Britain will go ahead with a plan aimed at curbing illegal immigration by imposing a cash bond worth 3,000 pounds ($4,600) each on visas for visitors belonging to six of its former colonies in Asia and Africa, Britain’s Home Office said, on Monday, despite heavy criticism from the shortlisted countries.

The Home Office, in a statement issued in June, had named India, Pakistan, Bangladesh, Sri Lanka, Nigeria and Ghana as the countries that would be covered under the plan.

The scheme, which Britain said is a pilot to “test the effectiveness of bonds as deterrent against visa abuse,” will run for 12 months starting in November, and could be expanded later to cover all types of visas and other countries.

“The pilot will apply to visitor visas, but if the scheme is successful we'd like to be able to apply it on an intelligence-led basis on any visa route and any country,” Britain’s home secretary, Theresa May, told Financial Times in June.
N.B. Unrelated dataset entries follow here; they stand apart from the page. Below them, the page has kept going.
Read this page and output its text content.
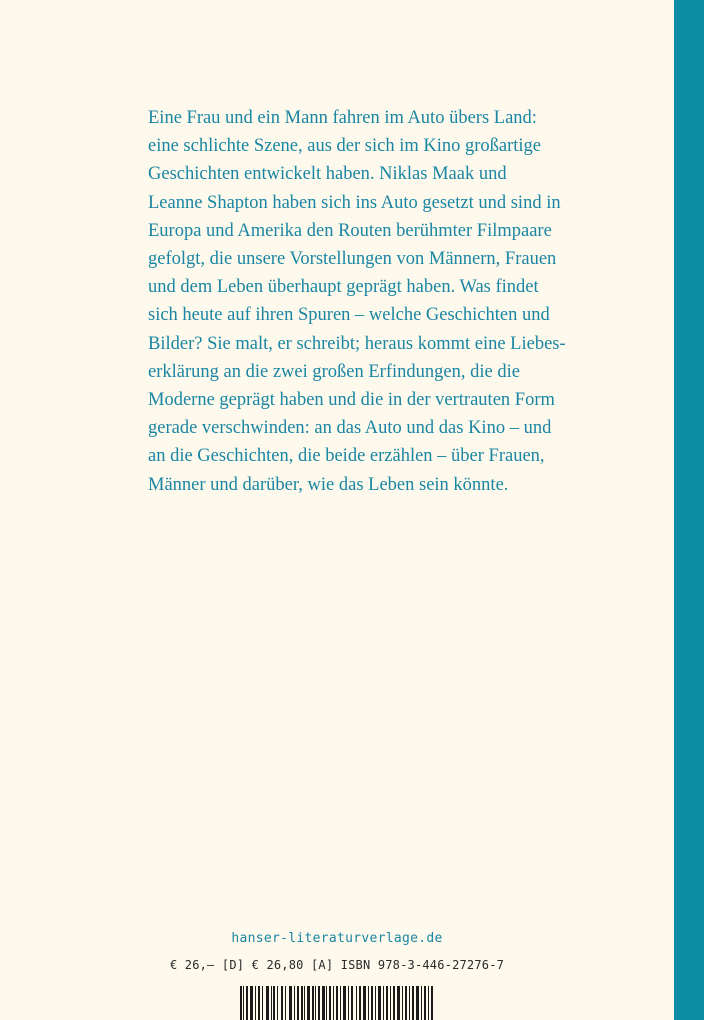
Eine Frau und ein Mann fahren im Auto übers Land:
eine schlichte Szene, aus der sich im Kino großartige
Geschichten entwickelt haben. Niklas Maak und
Leanne Shapton haben sich ins Auto gesetzt und sind in
Europa und Amerika den Routen berühmter Filmpaare
gefolgt, die unsere Vorstellungen von Männern, Frauen
und dem Leben überhaupt geprägt haben. Was findet
sich heute auf ihren Spuren – welche Geschichten und
Bilder? Sie malt, er schreibt; heraus kommt eine Liebes-
erklärung an die zwei großen Erfindungen, die die
Moderne geprägt haben und die in der vertrauten Form
gerade verschwinden: an das Auto und das Kino – und
an die Geschichten, die beide erzählen – über Frauen,
Männer und darüber, wie das Leben sein könnte.
hanser-literaturverlage.de
€ 26,– [D] € 26,80 [A] ISBN 978-3-446-27276-7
Britain’s clampdown on visa abuse comes at a time when the U.S. Congress is considering a landmark immigration reform bill, which if passed, would slap higher visa fees on Indian outsourcing firms that depend heavily on temporary visas to bring workers into the U.S., and disrupt their business model.

The British Home Office said children under 18 years will be exempt from the rule, and that the bond payment will be refunded if the visitor returns home within the timeframe mandated by their visa.

India’s commerce and industry minister, Anand Sharma, who visited UK in late June for talks on trade and investment, had expressed “serious concerns” over proposals to categorize India as a high-risk country and subject its citizens to cash bonds on visa applications, according to a statement issued at the time by the High Commission of India in London.

When reports of Britain’s plan to impose cash bonds emerged last month, Nigeria’s foreign minister, Olugbenga Ashiru, during a meeting with the British High Commissioner to Nigeria, Andrew Pocock, expressed “displeasure,” describing the policy “as not only discriminatory but also capable of undermining the spirit of the Commonwealth family,” Agence France-Presse reported.

The cash bonds, which have caused outrage in government circles and among the public in the targeted countries, have also led to allegations of racism, with The Hindu, an Indian newspaper, remarking in June that the “move is targeted only at people from non-white Commonwealth countries as part of the Tory-led government’s resolve to drastically cut down on immigration levels.”

In the southern Pakistani city of Karachi, businessman Syed Shahid Ali, who visits Britain frequently, told Associated Press that the cash bond causes inconvenience and is “painful.”

“How can someone who wants to visit the U.K. for a couple of days for business meetings or something else afford to set aside 3,000 pounds,” he said, adding foreign visitors may move their businesses elsewhere in Europe to avoid the cash bond.

A spokesperson for the British High Commission in the Indian capital, New Delhi, said in a statement issued in June, that the pilot scheme “will be designed in a way that does not cut across the UK’s wish to be open for business, students and tourists.”